A measure of force x velocity, a measurable output for muscle contraction
Muscle Force Generation
The force a muscle generates is dependent on the length of the muscle and its shortening velocity. These two fundamental properties limit many key biomechanical properties, including running speed, strength, and jumping distance.
Due to the presence of titin, muscles are innately elastic. Skeletal muscles are attached to bones via tendons that maintain the muscle under
a constant level of stretch called the resting length. If this attachment was
removed, for example if the bicep was detached from the scapula or radius, the muscle would shorten in length.

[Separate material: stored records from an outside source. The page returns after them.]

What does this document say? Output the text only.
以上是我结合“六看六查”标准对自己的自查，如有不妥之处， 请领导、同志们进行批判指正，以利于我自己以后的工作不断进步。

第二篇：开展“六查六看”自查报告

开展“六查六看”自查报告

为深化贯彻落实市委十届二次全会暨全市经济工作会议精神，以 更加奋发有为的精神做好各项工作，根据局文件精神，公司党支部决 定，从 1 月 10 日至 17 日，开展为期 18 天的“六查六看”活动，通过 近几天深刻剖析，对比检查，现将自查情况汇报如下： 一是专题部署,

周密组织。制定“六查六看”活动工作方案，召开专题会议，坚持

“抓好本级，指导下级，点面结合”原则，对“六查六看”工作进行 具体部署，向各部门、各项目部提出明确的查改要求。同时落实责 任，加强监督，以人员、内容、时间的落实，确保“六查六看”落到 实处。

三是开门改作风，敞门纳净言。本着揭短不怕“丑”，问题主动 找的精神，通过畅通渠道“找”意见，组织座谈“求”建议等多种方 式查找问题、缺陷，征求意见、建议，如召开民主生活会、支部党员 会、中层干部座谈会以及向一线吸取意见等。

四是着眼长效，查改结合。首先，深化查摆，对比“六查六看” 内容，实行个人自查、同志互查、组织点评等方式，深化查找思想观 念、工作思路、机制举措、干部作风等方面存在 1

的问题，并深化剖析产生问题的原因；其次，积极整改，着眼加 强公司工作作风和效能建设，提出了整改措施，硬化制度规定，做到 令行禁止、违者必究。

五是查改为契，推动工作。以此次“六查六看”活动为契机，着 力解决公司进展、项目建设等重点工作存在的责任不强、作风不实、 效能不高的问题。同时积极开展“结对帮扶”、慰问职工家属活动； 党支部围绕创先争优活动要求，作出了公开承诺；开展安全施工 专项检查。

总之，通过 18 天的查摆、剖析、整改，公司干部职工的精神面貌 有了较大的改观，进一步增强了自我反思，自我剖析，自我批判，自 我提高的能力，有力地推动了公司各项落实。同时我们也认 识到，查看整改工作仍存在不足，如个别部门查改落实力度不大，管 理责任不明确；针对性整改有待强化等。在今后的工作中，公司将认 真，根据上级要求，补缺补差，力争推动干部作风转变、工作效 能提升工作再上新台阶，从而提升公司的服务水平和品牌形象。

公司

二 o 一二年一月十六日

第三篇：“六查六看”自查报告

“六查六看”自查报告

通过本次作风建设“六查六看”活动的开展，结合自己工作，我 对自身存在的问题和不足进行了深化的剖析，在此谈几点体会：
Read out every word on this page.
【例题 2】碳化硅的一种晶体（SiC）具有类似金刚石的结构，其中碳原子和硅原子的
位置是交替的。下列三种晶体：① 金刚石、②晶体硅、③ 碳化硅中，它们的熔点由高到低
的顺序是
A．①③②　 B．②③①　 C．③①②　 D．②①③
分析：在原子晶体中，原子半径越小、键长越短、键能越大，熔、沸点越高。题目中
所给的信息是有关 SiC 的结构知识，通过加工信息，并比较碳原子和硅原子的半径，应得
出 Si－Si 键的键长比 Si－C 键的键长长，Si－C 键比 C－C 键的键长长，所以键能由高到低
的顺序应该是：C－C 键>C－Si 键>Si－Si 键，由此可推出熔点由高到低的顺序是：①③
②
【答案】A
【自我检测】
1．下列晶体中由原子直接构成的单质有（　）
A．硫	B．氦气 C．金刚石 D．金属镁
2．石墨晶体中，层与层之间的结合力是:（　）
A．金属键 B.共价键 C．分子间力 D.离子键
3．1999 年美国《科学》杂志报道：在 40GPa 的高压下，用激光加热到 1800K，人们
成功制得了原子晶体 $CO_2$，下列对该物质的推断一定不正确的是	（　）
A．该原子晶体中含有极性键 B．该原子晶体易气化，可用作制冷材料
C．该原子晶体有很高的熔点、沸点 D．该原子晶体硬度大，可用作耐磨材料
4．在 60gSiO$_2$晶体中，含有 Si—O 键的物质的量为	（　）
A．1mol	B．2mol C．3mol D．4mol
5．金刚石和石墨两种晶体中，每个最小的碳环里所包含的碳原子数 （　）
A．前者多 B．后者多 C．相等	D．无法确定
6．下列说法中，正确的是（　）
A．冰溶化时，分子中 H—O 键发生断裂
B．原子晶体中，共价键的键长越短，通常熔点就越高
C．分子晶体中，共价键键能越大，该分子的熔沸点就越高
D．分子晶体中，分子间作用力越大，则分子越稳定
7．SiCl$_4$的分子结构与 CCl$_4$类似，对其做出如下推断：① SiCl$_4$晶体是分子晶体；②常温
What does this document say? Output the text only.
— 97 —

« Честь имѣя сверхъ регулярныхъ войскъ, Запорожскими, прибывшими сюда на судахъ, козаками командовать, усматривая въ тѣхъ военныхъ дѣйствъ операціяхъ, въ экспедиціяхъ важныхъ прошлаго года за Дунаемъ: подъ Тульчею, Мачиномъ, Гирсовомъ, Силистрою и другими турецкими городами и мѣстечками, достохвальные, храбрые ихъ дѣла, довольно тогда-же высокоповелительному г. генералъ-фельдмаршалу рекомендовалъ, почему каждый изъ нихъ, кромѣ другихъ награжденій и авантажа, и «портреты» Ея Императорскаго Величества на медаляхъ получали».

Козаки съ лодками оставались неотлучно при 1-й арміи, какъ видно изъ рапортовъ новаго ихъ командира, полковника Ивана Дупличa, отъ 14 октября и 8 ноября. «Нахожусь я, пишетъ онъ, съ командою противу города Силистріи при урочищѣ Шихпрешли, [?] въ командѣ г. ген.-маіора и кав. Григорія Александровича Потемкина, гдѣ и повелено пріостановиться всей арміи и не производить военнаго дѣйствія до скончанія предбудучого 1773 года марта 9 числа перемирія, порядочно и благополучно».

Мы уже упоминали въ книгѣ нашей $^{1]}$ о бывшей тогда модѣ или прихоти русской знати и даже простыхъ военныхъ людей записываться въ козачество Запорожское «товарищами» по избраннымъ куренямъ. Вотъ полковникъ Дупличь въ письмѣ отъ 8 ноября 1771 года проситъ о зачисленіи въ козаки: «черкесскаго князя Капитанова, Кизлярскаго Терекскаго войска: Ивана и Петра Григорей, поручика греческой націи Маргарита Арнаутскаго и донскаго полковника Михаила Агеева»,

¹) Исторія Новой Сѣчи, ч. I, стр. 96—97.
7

Muscles exist in this state to optimize the force produced
during contraction, which is modulated by the interlaced myofilaments of the sarcomere.
When a sarcomere contracts, myosin heads attach to actin to form cross-bridges. Then, the thin filaments slide over the thick filaments as the heads
pull the actin. This results in sarcomere shortening, creating the tension
of the muscle contraction. If a sarcomere is stretched too far, there will
be insufficient overlap of the myofilaments and the less force will be produced. If the muscle is over-contracted, the potential for
further contraction is reduced, which in turn reduces the amount of force
Simply put, the tension generated in skeletal muscle is a function of the magnitude of overlap between actin and myosin myofilaments.
In mammals, there is a strong overlap between the optimum and actual resting length of sarcomeres.
The force-velocity relationship in muscle relates the speed
at which a muscle changes length with the force of this contraction and the
resultant power output (force x velocity = power). The force generated by a muscle
depends on the number of actin and myosin cross-bridges formed; a larger number
of cross-bridges results in a larger amount of force. However, cross-bridge
formation is not immediate, so if myofilaments slide over each other at a
faster rate the ability to form cross bridges and resultant force are both reduced.
At maximum velocity no cross-bridges can form, so no force
is generated, resulting in the production of zero power (right edge of graph).
The reverse is true for stretching of muscle. Although the force of the muscle
is increased, there is no velocity of contraction and zero power is generated
(left edge of graph). Maximum power is generated at approximately
one-third of maximum shortening velocity.